2. Continuing to refine the UN’s Multidimensional Vulnerability Index (MVI)
International development finance architecture has been designed by and for larger countries, with predictions based on their assumptions about a state’s capacity to drive development. There are now promising signs of long-overdue reform of multilateral institutions, but these do not take into account the needs of SIDS. The UK Government has supported the development of the UN’s Multidimensional Vulnerability Index (MVI) and should continue to push for its endorsement at the UNGA and application by MDBs in eligibility for – and allocation of – concessional finance, and should continue to support ongoing dialogue between stakeholders to continue refining the index
3. Accessible climate finance
SIDS face daunting challenges in accessing the climate finance they are entitled to. This is partly due to size and state capacity when it comes to navigating funding applications with insurmountable barriers to access – in terms of drafting technical proposals etc. The UK, as the largest contributor to the Green Climate Fund (GCF), must put pressure on the Board to cut red tape and find ways to streamline the climate funds so they serve the interests of their most important clients. But accessing finance is just the start: SIDS face huge capacity gaps that cannot be simply filled with external consultants. A new model of technical assistance that seeks to build long-term domestic capacity, is needed so that climate projects stand the test of time.
4. Long-term debt sustainability
SIDS’ levels of external public debt have risen sharply since the COVID-19 pandemic, with some experiencing high levels of debt distress. SIDS find themselves in a vicious cycle: unable to access ODA or cheap financing, they borrow at much higher rates. When a shock hits, not only do they lose their investments, but they must pay back these loans at the same time as responding to the crisis – requiring them borrow more, at even higher rates, to recover. This increases the overall debt level, making it even harder for SIDS to invest in building resilience to the next shock.
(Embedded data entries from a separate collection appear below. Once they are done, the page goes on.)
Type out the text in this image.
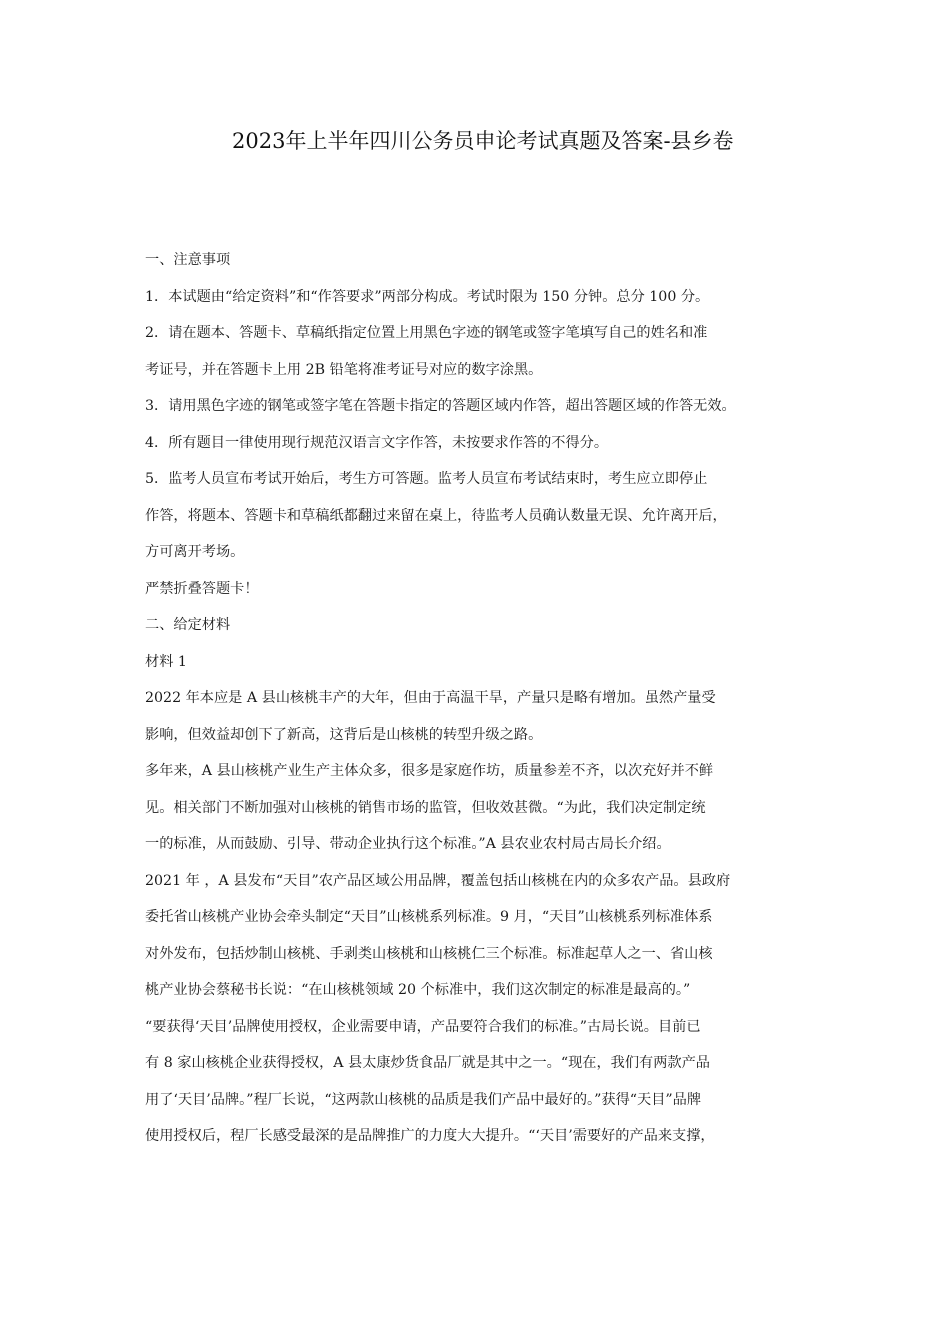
2023年上半年四川公务员申论考试真题及答案-县乡卷
一、注意事项
1．本试题由“给定资料”和“作答要求”两部分构成。考试时限为 150 分钟。总分 100 分。
2．请在题本、答题卡、草稿纸指定位置上用黑色字迹的钢笔或签字笔填写自己的姓名和准
考证号，并在答题卡上用 2B 铅笔将准考证号对应的数字涂黑。
3．请用黑色字迹的钢笔或签字笔在答题卡指定的答题区域内作答，超出答题区域的作答无效。
4．所有题目一律使用现行规范汉语言文字作答，未按要求作答的不得分。
5．监考人员宣布考试开始后，考生方可答题。监考人员宣布考试结束时，考生应立即停止
作答，将题本、答题卡和草稿纸都翻过来留在桌上，待监考人员确认数量无误、允许离开后，
方可离开考场。
严禁折叠答题卡！
二、给定材料
材料 1
2022 年本应是 A 县山核桃丰产的大年，但由于高温干旱，产量只是略有增加。虽然产量受
影响，但效益却创下了新高，这背后是山核桃的转型升级之路。
多年来，A 县山核桃产业生产主体众多，很多是家庭作坊，质量参差不齐，以次充好并不鲜
见。相关部门不断加强对山核桃的销售市场的监管，但收效甚微。“为此，我们决定制定统
一的标准，从而鼓励、引导、带动企业执行这个标准。”A 县农业农村局古局长介绍。
2021 年 ，A 县发布“天目”农产品区域公用品牌，覆盖包括山核桃在内的众多农产品。县政府
委托省山核桃产业协会牵头制定“天目”山核桃系列标准。9 月，“天目”山核桃系列标准体系
对外发布，包括炒制山核桃、手剥类山核桃和山核桃仁三个标准。标准起草人之一、省山核
桃产业协会蔡秘书长说：“在山核桃领域 20 个标准中，我们这次制定的标准是最高的。”
“要获得‘天目’品牌使用授权，企业需要申请，产品要符合我们的标准。”古局长说。目前已
有 8 家山核桃企业获得授权，A 县太康炒货食品厂就是其中之一。“现在，我们有两款产品
用了‘天目’品牌。”程厂长说，“这两款山核桃的品质是我们产品中最好的。”获得“天目”品牌
使用授权后，程厂长感受最深的是品牌推广的力度大大提升。“‘天目’需要好的产品来支撑，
The G20 initiatives to address debt problems have proved to be insufficient and inadequate, particularly for SIDS. Instead, SIDS require a new deal on long-term debt sustainability, supported by the UK Government.
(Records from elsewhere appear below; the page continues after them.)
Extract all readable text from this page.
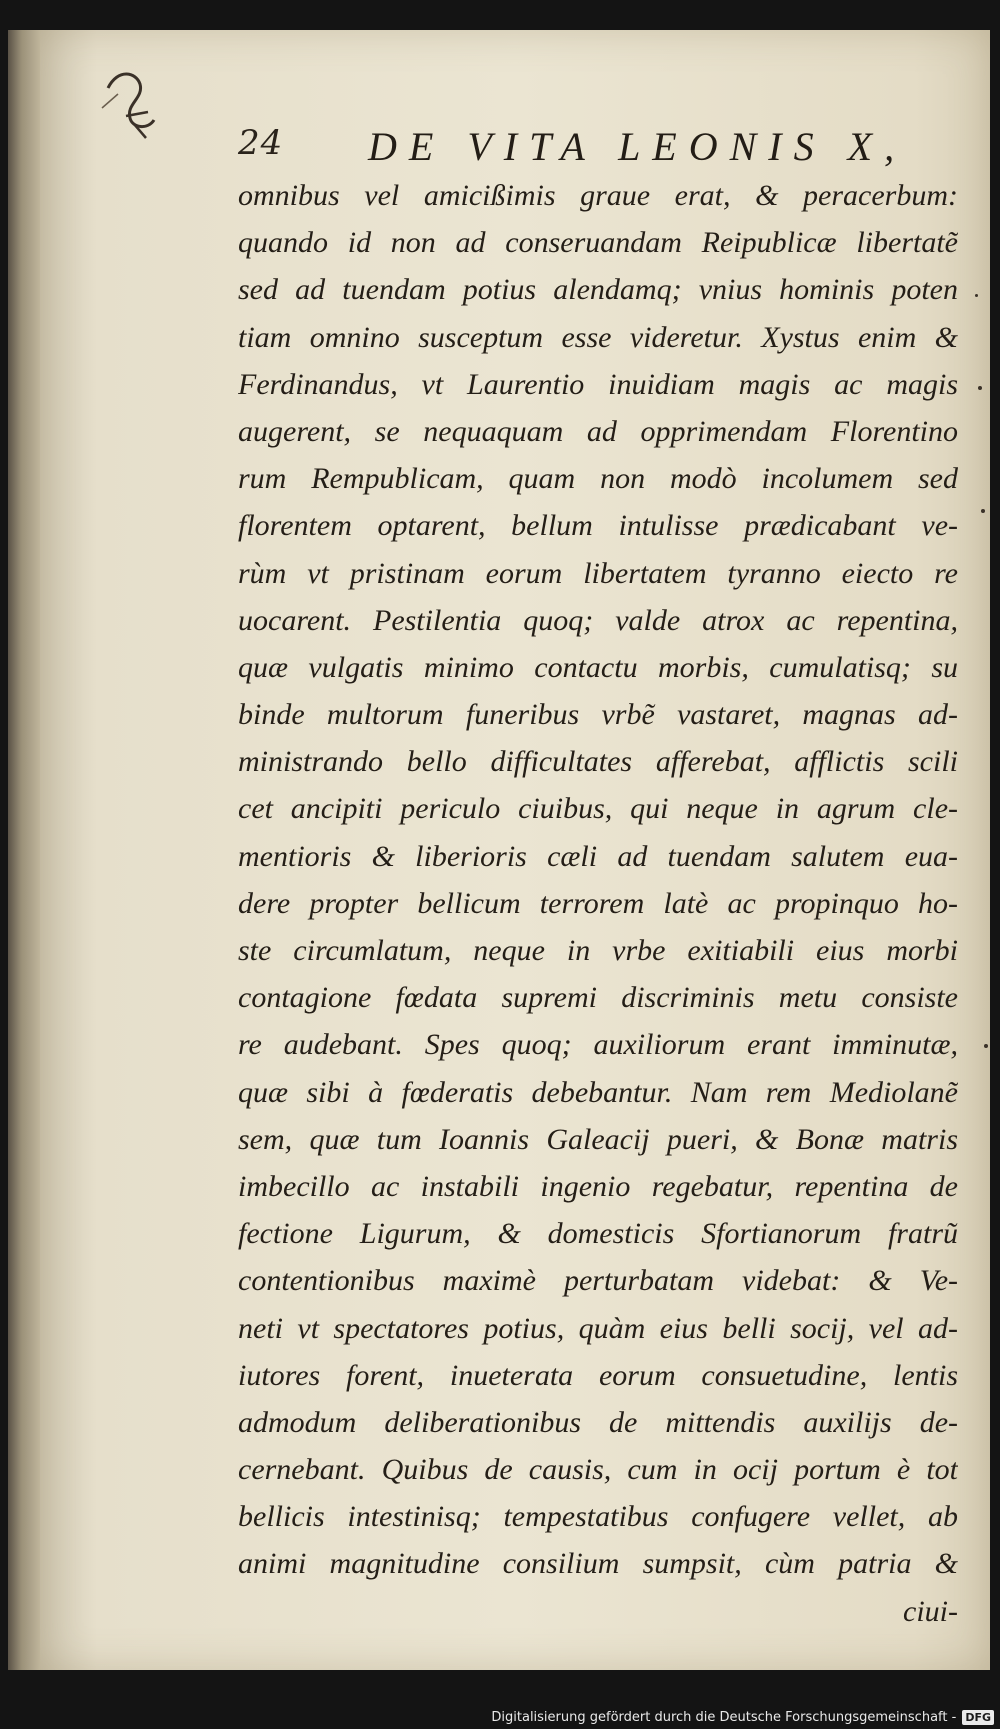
24 DE VITA LEONIS X,
omnibus vel amicißimis graue erat, & peracerbum:
quando id non ad conseruandam Reipublicæ libertatẽ
sed ad tuendam potius alendamq; vnius hominis poten
tiam omnino susceptum esse videretur. Xystus enim &
Ferdinandus, vt Laurentio inuidiam magis ac magis
augerent, se nequaquam ad opprimendam Florentino
rum Rempublicam, quam non modò incolumem sed
florentem optarent, bellum intulisse prædicabant ve-
rùm vt pristinam eorum libertatem tyranno eiecto re
uocarent. Pestilentia quoq; valde atrox ac repentina,
quæ vulgatis minimo contactu morbis, cumulatisq; su
binde multorum funeribus vrbẽ vastaret, magnas ad-
ministrando bello difficultates afferebat, afflictis scili
cet ancipiti periculo ciuibus, qui neque in agrum cle-
mentioris & liberioris cæli ad tuendam salutem eua-
dere propter bellicum terrorem latè ac propinquo ho-
ste circumlatum, neque in vrbe exitiabili eius morbi
contagione fœdata supremi discriminis metu consiste
re audebant. Spes quoq; auxiliorum erant imminutæ,
quæ sibi à fœderatis debebantur. Nam rem Mediolanẽ
sem, quæ tum Ioannis Galeacij pueri, & Bonæ matris
imbecillo ac instabili ingenio regebatur, repentina de
fectione Ligurum, & domesticis Sfortianorum fratrũ
contentionibus maximè perturbatam videbat: & Ve-
neti vt spectatores potius, quàm eius belli socij, vel ad-
iutores forent, inueterata eorum consuetudine, lentis
admodum deliberationibus de mittendis auxilijs de-
cernebant. Quibus de causis, cum in ocij portum è tot
bellicis intestinisq; tempestatibus confugere vellet, ab
animi magnitudine consilium sumpsit, cùm patria &
ciui-
Digitalisierung gefördert durch die Deutsche Forschungsgemeinschaft - DFG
The Fourth International Conference on SIDS (‘SIDS4’), taking place next year in Antigua and Barbuda, is a crucial staging post. It will arguably be the most important of all the conferences held by SIDS since the Earth Summit in 1992, as they seek to chart a way forward in a global order that – in some cases – threatens their very existence.
The UK has a crucial role to play in advocating for SIDS as a group and supporting joint diplomatic efforts through the Alliance of Small Island States (AOSIS). Moreover, because of the unique shared history between the UK and many small island countries, as well as sizeable diasporas within the UK itself, it is uniquely placed to facilitate this kind of action on their behalf and in partnership with them.